Unity vs. Floating Point (aras-p.info)
42 points by ibobev 3 days ago | 14 comments

• corysama an hour ago

Only tangentially related. But, I still have not forgiven Unity for the floating point footgun in https://docs.unity3d.com/6000.4/Documentation/ScriptReferenc...

> The operation is finished when the progress float reaches 1.0 and isDone is called. If you set allowSceneActivation to false, progress is halted at 0.9 until it is set to true.

So, I needed to have my UI do other stuff until both this and something else was ready. Obvious thing to do would be to check this for "AsyncOperation.progress >= 0.9" and also check the other thing. Right?

Except AsyncOperation.progress is a float, 0.9 is a double and 0.9f < 0.9. Progress is not halted at 0.9. It never reaches 0.9. It's halted at 0.9f! Just a few million ulps short!

• truemotive 35 minutes ago

trigger warning, lol

• Zarathruster 2 hours ago

Interesting. When I first got started with Unity I found really buggy behavior if you do any kind of physics calculations near world origin (0, 0, 0). It has a weird gravity well effect if you get too near it. I never found a satisfactory explanation for it but maybe this is it.

• aras_p 36 minutes ago

If you mean built-in Unity physics, then unlikely. All built-in physics stuff (either 3D physics which is PhysX, or 2D physics which is Box2D) are done entirely in C++ code and are unaffected by Mono float<->double shenanigans.

• koolala 3 hours ago

I wish JavaScript or any open-source Array Language could do Single-precision Floats. It's awesome they were able to show the assembly breakdown.

• taeric 3 hours ago

I wish there was more explicit support for fixed point decimal out there.

• bee_rider an hour ago

Do you mean fixed point using integers, or actually decimal (base-10)? My gut would be to use fixed-point integers with a power of two in the denominator.

On the other hand, I’m not sure if modern compilers even bother converting division/multiplications by powers of two to shifts these days, so maybe it isn’t worth it…

• taeric an hour ago

Fair that relying on decimal is an interesting choice. My gut is that it would help with a lot of reasoning for folks.

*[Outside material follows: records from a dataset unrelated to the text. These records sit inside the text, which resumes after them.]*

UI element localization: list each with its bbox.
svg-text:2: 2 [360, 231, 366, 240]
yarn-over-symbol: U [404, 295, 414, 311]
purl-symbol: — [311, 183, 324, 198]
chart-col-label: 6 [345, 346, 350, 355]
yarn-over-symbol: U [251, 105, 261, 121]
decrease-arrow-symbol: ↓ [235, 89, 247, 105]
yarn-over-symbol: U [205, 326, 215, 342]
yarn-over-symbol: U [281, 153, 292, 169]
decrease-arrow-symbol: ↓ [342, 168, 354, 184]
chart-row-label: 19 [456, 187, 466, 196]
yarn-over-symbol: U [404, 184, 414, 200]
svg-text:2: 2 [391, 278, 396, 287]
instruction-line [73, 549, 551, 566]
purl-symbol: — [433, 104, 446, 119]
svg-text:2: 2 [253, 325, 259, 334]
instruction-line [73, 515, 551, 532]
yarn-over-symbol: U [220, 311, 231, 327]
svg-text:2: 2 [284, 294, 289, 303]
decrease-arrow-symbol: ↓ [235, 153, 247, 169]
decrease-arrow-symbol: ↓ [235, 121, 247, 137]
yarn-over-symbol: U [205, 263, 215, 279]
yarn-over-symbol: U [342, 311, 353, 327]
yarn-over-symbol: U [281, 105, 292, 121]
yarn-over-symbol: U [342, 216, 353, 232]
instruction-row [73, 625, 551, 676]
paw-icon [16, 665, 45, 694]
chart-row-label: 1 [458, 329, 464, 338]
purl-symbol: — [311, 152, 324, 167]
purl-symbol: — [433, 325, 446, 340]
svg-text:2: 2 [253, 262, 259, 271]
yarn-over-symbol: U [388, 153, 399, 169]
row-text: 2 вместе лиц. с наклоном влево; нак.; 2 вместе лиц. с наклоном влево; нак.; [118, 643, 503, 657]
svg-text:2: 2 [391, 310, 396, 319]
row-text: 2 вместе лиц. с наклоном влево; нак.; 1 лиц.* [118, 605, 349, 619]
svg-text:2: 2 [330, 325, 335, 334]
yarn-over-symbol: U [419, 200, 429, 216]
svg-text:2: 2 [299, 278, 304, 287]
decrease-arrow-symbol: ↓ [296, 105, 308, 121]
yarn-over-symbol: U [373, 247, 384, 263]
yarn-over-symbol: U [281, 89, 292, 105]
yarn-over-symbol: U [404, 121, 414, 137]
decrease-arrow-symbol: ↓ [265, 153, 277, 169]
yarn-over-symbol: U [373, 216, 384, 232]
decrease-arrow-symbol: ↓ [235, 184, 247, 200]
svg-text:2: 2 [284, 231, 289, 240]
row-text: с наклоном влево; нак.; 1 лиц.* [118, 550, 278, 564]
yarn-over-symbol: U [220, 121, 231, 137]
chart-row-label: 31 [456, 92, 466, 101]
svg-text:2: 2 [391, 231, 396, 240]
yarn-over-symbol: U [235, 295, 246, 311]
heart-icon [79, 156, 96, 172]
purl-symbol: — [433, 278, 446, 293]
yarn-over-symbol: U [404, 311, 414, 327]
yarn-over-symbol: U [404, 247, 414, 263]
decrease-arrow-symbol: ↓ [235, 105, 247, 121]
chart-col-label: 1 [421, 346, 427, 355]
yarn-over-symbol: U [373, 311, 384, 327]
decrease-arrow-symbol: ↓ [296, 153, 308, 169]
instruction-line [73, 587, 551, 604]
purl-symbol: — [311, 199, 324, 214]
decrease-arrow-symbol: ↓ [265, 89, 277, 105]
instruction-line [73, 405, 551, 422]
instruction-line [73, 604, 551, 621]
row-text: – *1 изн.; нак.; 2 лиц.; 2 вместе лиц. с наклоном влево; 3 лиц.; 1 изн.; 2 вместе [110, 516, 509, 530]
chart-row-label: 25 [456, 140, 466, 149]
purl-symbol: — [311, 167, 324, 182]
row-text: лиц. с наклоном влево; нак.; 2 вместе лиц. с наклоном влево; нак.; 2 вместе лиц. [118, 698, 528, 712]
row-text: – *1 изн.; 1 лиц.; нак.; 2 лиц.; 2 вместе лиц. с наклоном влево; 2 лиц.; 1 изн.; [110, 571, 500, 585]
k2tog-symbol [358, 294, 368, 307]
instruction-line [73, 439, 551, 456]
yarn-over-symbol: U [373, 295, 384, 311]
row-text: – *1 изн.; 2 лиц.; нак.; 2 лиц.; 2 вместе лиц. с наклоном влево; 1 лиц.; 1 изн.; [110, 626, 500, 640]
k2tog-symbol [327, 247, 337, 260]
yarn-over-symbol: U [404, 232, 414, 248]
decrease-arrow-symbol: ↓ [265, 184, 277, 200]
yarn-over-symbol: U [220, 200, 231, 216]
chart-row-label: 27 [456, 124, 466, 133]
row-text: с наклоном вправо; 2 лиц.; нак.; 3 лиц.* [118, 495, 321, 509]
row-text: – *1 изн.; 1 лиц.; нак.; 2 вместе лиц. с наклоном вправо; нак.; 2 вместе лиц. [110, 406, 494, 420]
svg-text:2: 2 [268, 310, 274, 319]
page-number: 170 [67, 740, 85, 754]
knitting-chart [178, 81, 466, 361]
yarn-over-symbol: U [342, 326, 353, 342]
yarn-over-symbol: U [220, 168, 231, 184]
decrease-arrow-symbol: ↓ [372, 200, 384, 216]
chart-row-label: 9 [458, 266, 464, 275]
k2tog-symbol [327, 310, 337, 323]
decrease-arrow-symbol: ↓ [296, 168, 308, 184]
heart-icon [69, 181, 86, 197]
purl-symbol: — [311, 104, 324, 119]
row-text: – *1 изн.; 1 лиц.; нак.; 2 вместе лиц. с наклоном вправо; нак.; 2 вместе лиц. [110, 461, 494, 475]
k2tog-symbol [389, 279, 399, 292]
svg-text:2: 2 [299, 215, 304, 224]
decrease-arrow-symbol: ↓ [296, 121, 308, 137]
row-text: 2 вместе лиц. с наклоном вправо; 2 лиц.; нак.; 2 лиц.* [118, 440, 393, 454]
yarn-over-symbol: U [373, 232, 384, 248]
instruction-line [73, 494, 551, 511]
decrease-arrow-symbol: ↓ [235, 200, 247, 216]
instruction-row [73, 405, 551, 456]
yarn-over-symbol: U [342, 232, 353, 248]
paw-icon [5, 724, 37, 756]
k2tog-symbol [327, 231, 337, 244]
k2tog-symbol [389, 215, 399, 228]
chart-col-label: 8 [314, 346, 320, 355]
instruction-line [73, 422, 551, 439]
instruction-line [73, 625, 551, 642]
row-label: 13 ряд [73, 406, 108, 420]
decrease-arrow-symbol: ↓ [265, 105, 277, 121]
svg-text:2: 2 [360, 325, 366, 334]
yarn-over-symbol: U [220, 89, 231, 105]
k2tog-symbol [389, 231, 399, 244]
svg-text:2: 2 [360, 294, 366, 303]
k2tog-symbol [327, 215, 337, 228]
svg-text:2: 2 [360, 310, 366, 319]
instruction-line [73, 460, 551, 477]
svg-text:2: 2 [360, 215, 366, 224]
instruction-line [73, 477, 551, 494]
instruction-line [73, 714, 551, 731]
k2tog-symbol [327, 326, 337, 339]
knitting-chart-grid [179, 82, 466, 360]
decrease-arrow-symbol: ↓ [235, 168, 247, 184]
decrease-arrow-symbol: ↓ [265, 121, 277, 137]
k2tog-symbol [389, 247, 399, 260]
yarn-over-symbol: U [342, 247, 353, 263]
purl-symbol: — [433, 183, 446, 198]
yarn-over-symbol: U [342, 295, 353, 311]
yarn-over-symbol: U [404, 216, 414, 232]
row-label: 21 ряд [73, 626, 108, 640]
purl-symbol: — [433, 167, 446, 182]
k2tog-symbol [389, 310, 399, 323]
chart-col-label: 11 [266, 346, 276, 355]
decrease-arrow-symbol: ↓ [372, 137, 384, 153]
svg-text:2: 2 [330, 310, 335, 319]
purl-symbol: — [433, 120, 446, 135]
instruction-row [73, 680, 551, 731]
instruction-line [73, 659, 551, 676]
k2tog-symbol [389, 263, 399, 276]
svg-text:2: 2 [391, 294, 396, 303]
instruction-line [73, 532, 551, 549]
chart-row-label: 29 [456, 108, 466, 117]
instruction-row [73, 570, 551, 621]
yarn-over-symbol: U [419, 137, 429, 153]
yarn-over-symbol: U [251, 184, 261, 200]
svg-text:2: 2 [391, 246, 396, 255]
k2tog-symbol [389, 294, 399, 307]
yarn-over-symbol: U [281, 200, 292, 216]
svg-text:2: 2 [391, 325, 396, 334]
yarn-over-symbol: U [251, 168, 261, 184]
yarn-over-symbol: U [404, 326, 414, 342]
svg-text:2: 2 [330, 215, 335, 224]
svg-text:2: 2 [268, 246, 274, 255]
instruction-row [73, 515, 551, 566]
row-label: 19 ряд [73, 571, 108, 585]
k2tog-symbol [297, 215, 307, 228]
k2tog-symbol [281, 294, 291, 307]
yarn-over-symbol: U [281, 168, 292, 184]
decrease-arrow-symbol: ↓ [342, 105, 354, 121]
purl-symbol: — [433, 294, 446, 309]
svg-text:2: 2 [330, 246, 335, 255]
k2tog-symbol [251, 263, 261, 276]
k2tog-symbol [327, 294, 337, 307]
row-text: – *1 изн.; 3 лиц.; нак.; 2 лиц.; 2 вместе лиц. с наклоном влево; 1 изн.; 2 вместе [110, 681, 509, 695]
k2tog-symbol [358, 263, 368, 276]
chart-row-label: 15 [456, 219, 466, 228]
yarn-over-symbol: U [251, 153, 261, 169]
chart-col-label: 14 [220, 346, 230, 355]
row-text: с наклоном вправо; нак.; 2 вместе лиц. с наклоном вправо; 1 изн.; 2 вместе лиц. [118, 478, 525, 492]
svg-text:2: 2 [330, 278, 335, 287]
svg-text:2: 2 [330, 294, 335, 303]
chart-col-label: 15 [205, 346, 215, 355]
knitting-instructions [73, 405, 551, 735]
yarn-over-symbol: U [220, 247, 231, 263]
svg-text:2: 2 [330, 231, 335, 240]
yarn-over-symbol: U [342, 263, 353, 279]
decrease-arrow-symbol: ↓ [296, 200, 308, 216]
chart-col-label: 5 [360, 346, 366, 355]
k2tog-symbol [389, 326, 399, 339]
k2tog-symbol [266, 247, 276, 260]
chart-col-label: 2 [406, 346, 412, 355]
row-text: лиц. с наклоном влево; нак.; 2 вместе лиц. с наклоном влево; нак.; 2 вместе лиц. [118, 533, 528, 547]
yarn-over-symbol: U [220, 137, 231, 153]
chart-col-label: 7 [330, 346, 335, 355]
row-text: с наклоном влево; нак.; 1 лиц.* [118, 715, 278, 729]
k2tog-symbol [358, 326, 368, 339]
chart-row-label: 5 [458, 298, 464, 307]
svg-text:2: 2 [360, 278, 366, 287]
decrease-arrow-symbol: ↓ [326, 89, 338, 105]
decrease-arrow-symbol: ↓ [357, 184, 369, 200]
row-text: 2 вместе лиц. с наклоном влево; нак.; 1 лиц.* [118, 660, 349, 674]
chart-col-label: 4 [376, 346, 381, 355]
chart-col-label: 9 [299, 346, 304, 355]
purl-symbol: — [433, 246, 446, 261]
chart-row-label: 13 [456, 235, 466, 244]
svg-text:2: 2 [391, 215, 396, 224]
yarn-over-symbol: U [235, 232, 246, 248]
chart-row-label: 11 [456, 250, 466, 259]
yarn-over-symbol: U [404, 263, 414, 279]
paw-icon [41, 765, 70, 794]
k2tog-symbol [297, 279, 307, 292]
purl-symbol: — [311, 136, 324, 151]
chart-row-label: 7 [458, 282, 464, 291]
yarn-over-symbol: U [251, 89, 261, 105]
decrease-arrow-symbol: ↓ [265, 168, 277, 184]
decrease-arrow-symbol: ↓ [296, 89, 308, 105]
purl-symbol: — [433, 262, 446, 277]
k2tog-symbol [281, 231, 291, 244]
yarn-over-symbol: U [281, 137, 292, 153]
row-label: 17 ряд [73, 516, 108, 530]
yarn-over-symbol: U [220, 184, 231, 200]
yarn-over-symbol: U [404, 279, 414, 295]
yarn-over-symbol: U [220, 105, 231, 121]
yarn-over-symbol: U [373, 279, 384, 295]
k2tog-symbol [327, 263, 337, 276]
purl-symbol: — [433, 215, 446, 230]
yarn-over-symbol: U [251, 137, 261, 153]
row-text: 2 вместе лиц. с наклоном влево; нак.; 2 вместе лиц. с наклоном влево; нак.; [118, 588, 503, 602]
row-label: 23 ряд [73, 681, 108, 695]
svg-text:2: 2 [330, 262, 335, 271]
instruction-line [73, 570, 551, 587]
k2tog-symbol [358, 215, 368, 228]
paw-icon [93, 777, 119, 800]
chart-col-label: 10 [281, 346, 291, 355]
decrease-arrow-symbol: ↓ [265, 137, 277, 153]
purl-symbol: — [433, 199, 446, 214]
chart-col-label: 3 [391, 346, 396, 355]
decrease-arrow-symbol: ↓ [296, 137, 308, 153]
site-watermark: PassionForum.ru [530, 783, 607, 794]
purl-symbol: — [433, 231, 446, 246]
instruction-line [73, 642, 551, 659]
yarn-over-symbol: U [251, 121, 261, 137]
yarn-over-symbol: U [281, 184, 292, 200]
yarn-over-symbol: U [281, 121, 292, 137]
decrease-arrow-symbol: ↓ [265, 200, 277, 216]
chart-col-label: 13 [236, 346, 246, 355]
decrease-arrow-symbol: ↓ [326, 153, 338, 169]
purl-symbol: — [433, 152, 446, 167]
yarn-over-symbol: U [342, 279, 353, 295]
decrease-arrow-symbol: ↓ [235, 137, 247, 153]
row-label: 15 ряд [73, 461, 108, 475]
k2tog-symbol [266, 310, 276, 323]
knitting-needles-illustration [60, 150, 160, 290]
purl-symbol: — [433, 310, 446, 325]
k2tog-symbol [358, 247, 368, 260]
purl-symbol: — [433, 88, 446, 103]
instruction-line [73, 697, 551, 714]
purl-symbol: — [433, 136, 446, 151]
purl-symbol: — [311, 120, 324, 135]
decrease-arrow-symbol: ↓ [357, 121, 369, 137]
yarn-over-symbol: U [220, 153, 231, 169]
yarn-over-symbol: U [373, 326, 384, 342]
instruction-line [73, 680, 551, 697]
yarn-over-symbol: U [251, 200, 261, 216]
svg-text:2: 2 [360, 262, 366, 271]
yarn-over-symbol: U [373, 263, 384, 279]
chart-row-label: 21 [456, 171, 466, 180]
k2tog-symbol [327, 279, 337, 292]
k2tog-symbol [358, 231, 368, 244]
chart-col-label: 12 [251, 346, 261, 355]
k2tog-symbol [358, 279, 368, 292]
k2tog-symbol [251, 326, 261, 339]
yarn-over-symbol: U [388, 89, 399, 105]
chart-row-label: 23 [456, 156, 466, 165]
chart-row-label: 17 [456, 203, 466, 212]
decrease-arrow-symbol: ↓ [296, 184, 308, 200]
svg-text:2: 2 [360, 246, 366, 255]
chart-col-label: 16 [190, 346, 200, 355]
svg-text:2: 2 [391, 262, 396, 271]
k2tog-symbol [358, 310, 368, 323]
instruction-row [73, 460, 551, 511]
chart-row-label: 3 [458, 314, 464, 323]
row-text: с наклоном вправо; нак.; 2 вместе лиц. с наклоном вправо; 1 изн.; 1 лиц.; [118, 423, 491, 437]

This comes up all of the time with stuff like lat/lng values. People are convinced you have to use doubles because of the inaccuracy of floats. Completely skipping over the fact that you could have fixed point accuracy to 6 decimal digits with the same number of bits as a float. You just reduce your max/min value that you can represent. Which, for lat/lng, you are already heavily bounded.

I think it is fair to argue that basic libraries don't support trig on common fixed point sizes. But that is ultimately my lament. Floats are amazing for what they need to do. For what many people need, though, it feels overkill because it is overkill.

• koolala 2 hours ago

Speed wise no hardware can do it though.

• taeric an hour ago

This depends entirely on the sizes needed. For a surprising number of things people would use fixed point for, I would be surprised if you couldn't get good speed with surprisingly little effort.

• vardump 22 minutes ago

I would be surprised if you could get even one third of performance of floats. So why bother?

• taeric 9 minutes ago

If you don't have to do trig, I'd be surprised if you aren't faster by default, oddly. Indeed, if you are just adding and subtracting, it is just a number. If you are doing multiplication, it is a multiply and shift. So long as you don't try and support massive numbers of different fixed sizes, that shift is almost certainly still cheaper than float hardware. (Indeed, a lot of multiplications wouldn't even need the shift...)

Again, I do not mean this as a criticism of floats. For simulations and for numbers where you do have to support completely arbitrary values, there is a reason floats are a thing.

• adgjlsfhk1 2 hours ago

What do you mean by Array Language? Would Julia qualify here?

• koolala an hour ago

I was thinking like APL, all the open ones are float64 based.